I giudici sottolineano la prospettazione del condominio ricorrente che scinde i due piani della illegittimità della condotta della condomina sotto:

  • il profilo amministrativo, che attiene ai rapporti dell’appellata con il Comune
  • il piano privatistico, collegato allo svolgimento dei rapporti tra il condomino appellato ed il condominio appellante.

Se il primo profilo si è esaurito con il rilascio del titolo in sanatoria da parte del Comune, tuttavia non si è esaurito il piano dei rapporti tra condomino e condominio, il quale ha provveduto all’approvazione del regolamento condominiale che vieta l’apertura di fori in facciata senza il permesso dell’assemblea. Infatti, anche se i fori erano stati praticati prima del regolamento condominiale, la richiesta e il rilascio del titolo edilizio in sanatoria è avvenuto dopo l’approvazione del regolamento.

In merito ai regolamenti condominiali, i giudici citano la Corte di Cassazione sull’art. 1138 “Regolamento di condominio” e spiegano che:

L’art 1138 c.c. […] individua le norme assolutamente inderogabili del condominio nella predisposizione del regolamento tra cui non rientra l’art 1102 c.c.
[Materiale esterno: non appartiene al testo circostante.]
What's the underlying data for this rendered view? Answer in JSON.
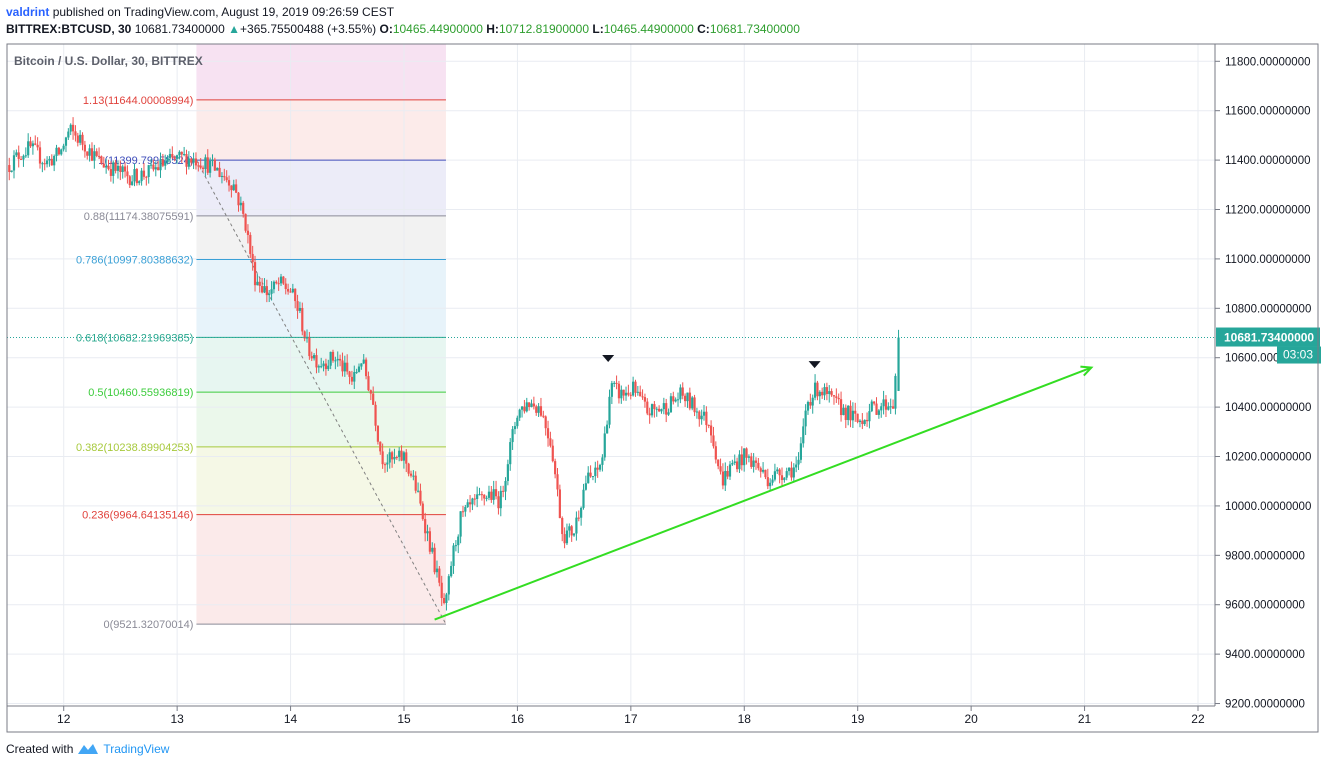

La giurisprudenza conferma la certa derogabilità alle regole (di) utilizzo e modifica alla cosa comune, precisando che l’art. 1102 c.c., nel prescrivere che ciascun partecipante può servirsi della cosa comune purché non ne alteri la destinazione e non impedisca agli altri partecipanti di farne lo stesso uso secondo il loro diritto, non pone una norma inderogabile, ragion per cui i suoi limiti possono essere resi più rigorosi dal regolamento condominiale o dalle apposite delibere assembleari […]. L’unico limite della legittima ‘autodisciplina condominiale’ è rappresentato dalla previsione del divieto sostanziale di utilizzazione generalizzata delle parti comuni

In tal senso, conclude il Tribunale, deve ritenersi accertato l’illecito compiuto dall’appellata alla data di approvazione del regolamento condominiale; considerato che la stessa non ha chiesto la convocazione di apposita assemblea per ottenere l’autorizzazione richiesta al fine di legittimare la propria condotta.

Il ricorso in appello è, quindi, accolto.